Cette manière primitive de faire le son a évolué et, au début du XXème siècle, il traverse toute l'Île et il s’établit dans les rues de La Havane, où il gagne le sens cosmopolite qui l'accompagne jusqu'à nos jours et qui lui a ouvert les portes des salons de la périphérie jusqu'à l'arrivée des sextuors et des septuors. El Habanero a été la première en importance de ces groupes, mais ce sera le National d'Ignacio Piñeiro qui donnera la touche finale d'élégance au rythme apparu dans les collines orientales.

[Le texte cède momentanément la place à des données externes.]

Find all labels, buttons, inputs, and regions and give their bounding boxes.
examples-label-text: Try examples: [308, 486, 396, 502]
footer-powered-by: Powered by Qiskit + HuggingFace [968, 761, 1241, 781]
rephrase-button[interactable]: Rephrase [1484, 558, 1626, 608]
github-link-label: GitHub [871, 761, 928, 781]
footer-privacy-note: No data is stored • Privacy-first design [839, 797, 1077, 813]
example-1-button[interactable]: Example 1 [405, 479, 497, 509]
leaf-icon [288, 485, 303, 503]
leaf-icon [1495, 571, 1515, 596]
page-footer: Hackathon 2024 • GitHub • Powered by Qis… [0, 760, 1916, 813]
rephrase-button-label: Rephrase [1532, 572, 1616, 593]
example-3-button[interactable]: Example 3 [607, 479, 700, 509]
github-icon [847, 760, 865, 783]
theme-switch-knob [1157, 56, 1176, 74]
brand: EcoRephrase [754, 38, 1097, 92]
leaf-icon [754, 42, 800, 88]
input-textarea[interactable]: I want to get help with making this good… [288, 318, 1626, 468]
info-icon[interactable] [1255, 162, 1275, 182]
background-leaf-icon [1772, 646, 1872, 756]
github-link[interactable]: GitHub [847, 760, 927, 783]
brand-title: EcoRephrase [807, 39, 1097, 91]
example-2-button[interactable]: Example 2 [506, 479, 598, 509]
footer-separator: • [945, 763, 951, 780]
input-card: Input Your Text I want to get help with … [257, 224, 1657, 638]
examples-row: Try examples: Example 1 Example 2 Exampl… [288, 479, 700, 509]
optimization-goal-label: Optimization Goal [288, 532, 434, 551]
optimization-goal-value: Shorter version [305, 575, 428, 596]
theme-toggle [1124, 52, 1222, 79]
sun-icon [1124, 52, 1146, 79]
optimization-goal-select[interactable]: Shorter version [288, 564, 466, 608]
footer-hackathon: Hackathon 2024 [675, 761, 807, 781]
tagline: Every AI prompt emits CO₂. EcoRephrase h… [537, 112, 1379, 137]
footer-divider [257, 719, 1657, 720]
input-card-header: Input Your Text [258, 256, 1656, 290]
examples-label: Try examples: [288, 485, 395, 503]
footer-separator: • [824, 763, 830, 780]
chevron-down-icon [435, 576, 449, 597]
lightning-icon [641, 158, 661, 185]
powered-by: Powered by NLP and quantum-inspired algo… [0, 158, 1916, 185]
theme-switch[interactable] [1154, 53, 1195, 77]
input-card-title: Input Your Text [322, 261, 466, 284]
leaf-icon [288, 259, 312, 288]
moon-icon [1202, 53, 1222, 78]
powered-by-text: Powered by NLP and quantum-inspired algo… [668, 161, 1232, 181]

Au début des années trente il arrive dans les studios de la RCA Victor à New York avec le trio Matamoros, d'une part, et Arsenio Rodriguez, de l’autre, qui a modifié le septuor jusqu'à le convertir en une invention appelée « conjunto de son ». Les noms de Nene Manfugas et Sindo Garay commencent à être populaires, bien que le plus reconnu par l'histoire, les musiciens et le peuple soit Sindo, étant donné sa légende et sa musique.
Siro, Cueto et Miguel, les membres du trio Matamoros, sont passés de l'anonymat à la renommée à la même vitesse avec laquelle l'électricité s'est développée dans les principales villes de l'Île. Miguel Matamoros et son compadre Rafael Cueto ont appris le métier de musiciens lors des longues nuits santiagueras alors qu'ils chantaient et donnaient de sérénades, jusqu'à ce qu’ils s’unissent avec Siro Rodriguez qui jouait les maracas comme instrument au lieu de la guitare.

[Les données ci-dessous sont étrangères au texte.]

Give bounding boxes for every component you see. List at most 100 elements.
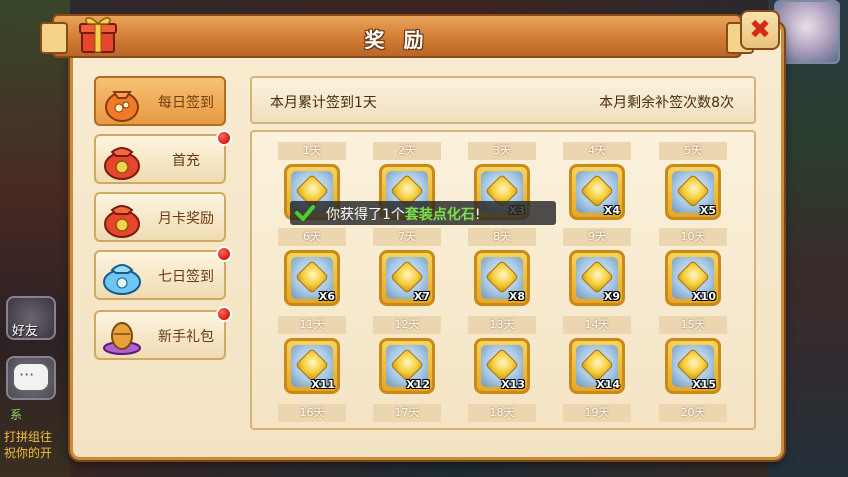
signin-day-cell[interactable]: 14天 X14 [563,316,631,402]
reward-item-slot[interactable]: X14 [569,338,625,394]
gem-icon [295,260,329,294]
signin-day-cell[interactable]: 4天 X4 [563,142,631,228]
day-label: 11天 [278,316,346,334]
gem-icon [676,174,710,208]
menu-label: 七日签到 [158,269,214,285]
item-quantity: X14 [596,378,620,391]
toast-suffix: ! [474,207,481,223]
signin-day-cell[interactable]: 10天 X10 [659,228,727,314]
reward-item-slot[interactable]: X6 [284,250,340,306]
gem-icon [295,348,329,382]
signin-day-cell[interactable]: 12天 X12 [373,316,441,402]
gem-icon [676,260,710,294]
dialog-title-bar: 奖 励 [40,14,754,58]
reward-item-slot[interactable]: X9 [569,250,625,306]
day-label: 1天 [278,142,346,160]
item-quantity: X10 [692,290,716,303]
day-label: 14天 [563,316,631,334]
item-quantity: X9 [603,290,620,303]
check-icon [295,205,315,221]
reward-item-slot[interactable]: X12 [379,338,435,394]
reward-item-slot[interactable]: X5 [665,164,721,220]
signin-day-cell[interactable]: 15天 X15 [659,316,727,402]
reward-item-slot[interactable]: X7 [379,250,435,306]
menu-daily-signin[interactable]: 每日签到 [94,76,226,126]
gem-icon [390,260,424,294]
day-label: 16天 [278,404,346,422]
monthly-signin-count: 本月累计签到1天 [270,95,377,111]
close-button[interactable]: ✖ [740,10,780,50]
day-label: 6天 [278,228,346,246]
day-label: 20天 [659,404,727,422]
signin-day-cell[interactable]: 11天 X11 [278,316,346,402]
signin-day-cell[interactable]: 6天 X6 [278,228,346,314]
day-label: 5天 [659,142,727,160]
day-label: 17天 [373,404,441,422]
day-label: 13天 [468,316,536,334]
gem-icon [390,348,424,382]
gem-icon [580,260,614,294]
item-quantity: X8 [508,290,525,303]
day-label: 4天 [563,142,631,160]
day-label: 12天 [373,316,441,334]
gem-icon [676,348,710,382]
day-label: 9天 [563,228,631,246]
signin-day-cell[interactable]: 17天 [373,404,441,428]
item-quantity: X12 [406,378,430,391]
signin-day-cell[interactable]: 9天 X9 [563,228,631,314]
remaining-makeup-count: 本月剩余补签次数8次 [599,95,734,111]
menu-monthly-card[interactable]: 月卡奖励 [94,192,226,242]
reward-item-slot[interactable]: X4 [569,164,625,220]
menu-seven-day-signin[interactable]: 七日签到 [94,246,232,300]
reward-item-slot[interactable]: X10 [665,250,721,306]
signin-day-cell[interactable]: 8天 X8 [468,228,536,314]
day-label: 19天 [563,404,631,422]
signin-day-cell[interactable]: 19天 [563,404,631,428]
signin-day-cell[interactable]: 16天 [278,404,346,428]
chat-line: 打拼组往 [4,430,53,444]
signin-day-cell[interactable]: 13天 X13 [468,316,536,402]
close-icon: ✖ [749,15,771,45]
chat-line: 祝你的开 [4,446,53,460]
purple-egg-icon [103,322,141,355]
gem-icon [485,348,519,382]
pouch-icon [105,91,139,122]
menu-newbie-gift[interactable]: 新手礼包 [94,306,232,360]
item-quantity: X7 [413,290,430,303]
day-label: 10天 [659,228,727,246]
toast-prefix: 你获得了1个 [326,207,405,223]
notification-badge [216,130,232,146]
item-quantity: X15 [692,378,716,391]
toast-message: 你获得了1个套装点化石! [326,204,481,224]
day-label: 18天 [468,404,536,422]
gem-icon [580,174,614,208]
reward-item-slot[interactable]: X11 [284,338,340,394]
menu-first-recharge[interactable]: 首充 [94,130,232,184]
signin-day-cell[interactable]: 5天 X5 [659,142,727,228]
gift-box-icon [79,17,117,53]
day-label: 8天 [468,228,536,246]
signin-day-cell[interactable]: 20天 [659,404,727,428]
reward-item-slot[interactable]: X13 [474,338,530,394]
reward-item-slot[interactable]: X8 [474,250,530,306]
item-quantity: X11 [311,378,335,391]
money-bag-icon [104,147,140,180]
dialog-title: 奖 励 [364,28,430,52]
money-bag-icon [104,205,140,238]
day-label: 15天 [659,316,727,334]
signin-day-cell[interactable]: 18天 [468,404,536,428]
reward-item-slot[interactable]: X15 [665,338,721,394]
notification-badge [216,246,232,262]
toast-item-name: 套装点化石 [404,207,475,223]
menu-label: 月卡奖励 [158,211,214,227]
friends-label: 好友 [12,324,39,339]
item-quantity: X6 [318,290,335,303]
notification-badge [216,306,232,322]
gem-icon [485,260,519,294]
reward-toast: 你获得了1个套装点化石! [290,201,556,225]
menu-label: 新手礼包 [158,329,214,345]
item-quantity: X13 [501,378,525,391]
chat-line: 系 [10,408,23,422]
signin-day-grid: 1天2天3天X34天X45天X56天X67天X78天X89天X910天X1011… [250,130,756,430]
signin-day-cell[interactable]: 7天 X7 [373,228,441,314]
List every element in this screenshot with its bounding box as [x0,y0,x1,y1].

Pourquoi le trio Matamoros s'est converti en la plus grande étoile du son et pourquoi le nom de famille de Miguel est devenu le synonyme de la bonne musique jusqu'à nos jours ?
Au début des années trente, le son interprété par les sextuors et les septuors paraissait avoir occupé tous les espaces possibles. Les noms de Gerardo Martínez, directeur du sextuor Habanero, et d'Ignacio Piñeiro, leader du septuor National, étaient la référence obligée quand on parlait de bon son. Mais cela arrivait dans l'occident de l'Île. Dans l'orient, la façon de faire le son paraissait s'être arrêtée jusqu'à ce que le grand événement se produise: dans un magasin de la rue Enramada, RCA Victor a présenté un disque du trio Matamoros avec deux morceaux, El son de la loma et Olvido, un boléro qui sonnait différemment.

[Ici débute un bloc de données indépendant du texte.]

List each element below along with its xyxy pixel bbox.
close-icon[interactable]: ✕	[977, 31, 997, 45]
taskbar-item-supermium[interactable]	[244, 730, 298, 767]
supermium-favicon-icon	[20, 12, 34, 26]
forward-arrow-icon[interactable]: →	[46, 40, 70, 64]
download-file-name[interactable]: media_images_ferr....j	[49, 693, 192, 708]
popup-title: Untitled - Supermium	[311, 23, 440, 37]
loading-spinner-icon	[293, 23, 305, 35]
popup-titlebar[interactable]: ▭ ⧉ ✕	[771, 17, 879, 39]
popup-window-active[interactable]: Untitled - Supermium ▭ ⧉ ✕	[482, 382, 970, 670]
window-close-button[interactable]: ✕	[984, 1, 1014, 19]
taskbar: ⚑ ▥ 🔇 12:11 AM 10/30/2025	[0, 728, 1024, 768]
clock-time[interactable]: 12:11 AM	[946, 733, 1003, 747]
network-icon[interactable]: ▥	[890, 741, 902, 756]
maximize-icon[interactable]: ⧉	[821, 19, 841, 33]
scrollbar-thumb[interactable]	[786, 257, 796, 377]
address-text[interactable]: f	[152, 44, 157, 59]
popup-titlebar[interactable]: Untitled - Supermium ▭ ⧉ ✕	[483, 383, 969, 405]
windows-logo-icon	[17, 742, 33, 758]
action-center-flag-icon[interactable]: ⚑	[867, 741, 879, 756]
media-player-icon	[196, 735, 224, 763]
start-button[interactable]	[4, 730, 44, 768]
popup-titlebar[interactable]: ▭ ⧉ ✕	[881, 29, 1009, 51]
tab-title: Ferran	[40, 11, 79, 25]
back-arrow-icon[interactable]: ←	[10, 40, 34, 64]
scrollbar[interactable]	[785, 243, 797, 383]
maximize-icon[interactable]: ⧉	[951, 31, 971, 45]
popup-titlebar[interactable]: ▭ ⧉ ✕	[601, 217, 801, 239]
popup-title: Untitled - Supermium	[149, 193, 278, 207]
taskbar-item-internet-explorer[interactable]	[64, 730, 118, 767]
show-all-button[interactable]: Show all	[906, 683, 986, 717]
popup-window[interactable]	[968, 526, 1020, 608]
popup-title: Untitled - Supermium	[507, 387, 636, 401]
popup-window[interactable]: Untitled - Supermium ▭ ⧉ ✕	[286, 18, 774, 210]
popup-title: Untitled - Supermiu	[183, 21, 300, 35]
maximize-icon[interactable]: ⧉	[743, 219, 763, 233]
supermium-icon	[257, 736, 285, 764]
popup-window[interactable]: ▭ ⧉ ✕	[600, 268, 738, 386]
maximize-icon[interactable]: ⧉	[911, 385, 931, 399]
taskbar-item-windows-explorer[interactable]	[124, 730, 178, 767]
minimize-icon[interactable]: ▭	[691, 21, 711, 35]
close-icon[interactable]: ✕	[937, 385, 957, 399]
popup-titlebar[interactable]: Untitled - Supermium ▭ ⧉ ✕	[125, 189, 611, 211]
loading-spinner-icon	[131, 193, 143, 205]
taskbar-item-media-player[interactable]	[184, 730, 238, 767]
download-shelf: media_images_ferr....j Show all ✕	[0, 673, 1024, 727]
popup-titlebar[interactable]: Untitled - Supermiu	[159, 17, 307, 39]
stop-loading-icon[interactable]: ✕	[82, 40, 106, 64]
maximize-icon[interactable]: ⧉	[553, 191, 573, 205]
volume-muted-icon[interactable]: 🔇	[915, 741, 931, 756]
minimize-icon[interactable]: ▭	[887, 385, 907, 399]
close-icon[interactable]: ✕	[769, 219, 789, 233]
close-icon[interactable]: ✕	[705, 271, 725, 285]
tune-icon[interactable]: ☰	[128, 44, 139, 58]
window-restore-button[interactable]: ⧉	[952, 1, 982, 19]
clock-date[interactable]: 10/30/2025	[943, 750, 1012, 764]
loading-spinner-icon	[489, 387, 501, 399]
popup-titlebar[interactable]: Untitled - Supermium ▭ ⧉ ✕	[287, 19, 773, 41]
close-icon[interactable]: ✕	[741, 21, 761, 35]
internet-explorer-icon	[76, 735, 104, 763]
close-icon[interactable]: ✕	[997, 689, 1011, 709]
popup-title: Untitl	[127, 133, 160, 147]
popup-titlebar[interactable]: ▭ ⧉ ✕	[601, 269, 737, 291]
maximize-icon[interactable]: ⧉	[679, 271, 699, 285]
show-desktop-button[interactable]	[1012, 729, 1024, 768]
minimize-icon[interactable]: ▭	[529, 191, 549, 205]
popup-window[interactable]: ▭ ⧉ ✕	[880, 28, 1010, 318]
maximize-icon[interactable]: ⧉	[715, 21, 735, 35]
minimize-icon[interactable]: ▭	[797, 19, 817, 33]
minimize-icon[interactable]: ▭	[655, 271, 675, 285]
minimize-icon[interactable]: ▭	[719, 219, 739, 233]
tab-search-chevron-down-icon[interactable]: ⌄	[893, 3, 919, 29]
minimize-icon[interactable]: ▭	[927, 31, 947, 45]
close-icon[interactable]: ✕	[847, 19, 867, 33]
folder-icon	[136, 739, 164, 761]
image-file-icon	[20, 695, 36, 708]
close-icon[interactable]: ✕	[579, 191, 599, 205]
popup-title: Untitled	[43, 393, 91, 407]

Trois hommes, trois instruments et une grandeur musicale jamais vue avant et, en outre, un boléro dans lequel le montuno sonero s'adaptait aux voix et à l'interprétation. On a affirmé que la première guitare de Siro Rodriguez créait une atmosphère musicale insoupçonnée et que l'accompagnement de Miguel Matamoros avec l'autre guitare suppléait tous les instruments qui accompagnaient le son à ce moment ; finalement la sonorité des maracas de Rafael Cueto ajoutait une nouvelle percussion. Si cela ne suffisait pas, l’ampleur des voix fermait le cercle musical, en des temps où l’on commençait déjà à parler de soneros.
Le son n'était pas le même dans l'orient et dans l'occident de Cuba. Là naissait le boléro son et le trio Matamoros commençait sa marche triomphale, une marche qui convertissait en succès chaque thème composé par Miguel dont l'intuition naturelle le poussait à composer un son mettant un accent tonique sur l’antépénultième syllabe – tout un défi à la grammaire et à la musique. Dans l'occident naissait l'ensemble sonero grâce à l’œuvre et au talent d'Arsenio Rodriguez. Les sextuors et les septuors paraissaient s’épuiser ; l’ère des ensembles du son commençait.
Le son laissait la montagne et s’aventurait dans le monde. Les bandes de jazz l'attendaient dans un coin et un bon ménage qui n'a jamais cessé bien que l’on écoutait encore le Son de la loma et que Siro, Cueto et Miguel soient une image décolorée dans tout album de collectionneur et de la chance d'un bon son.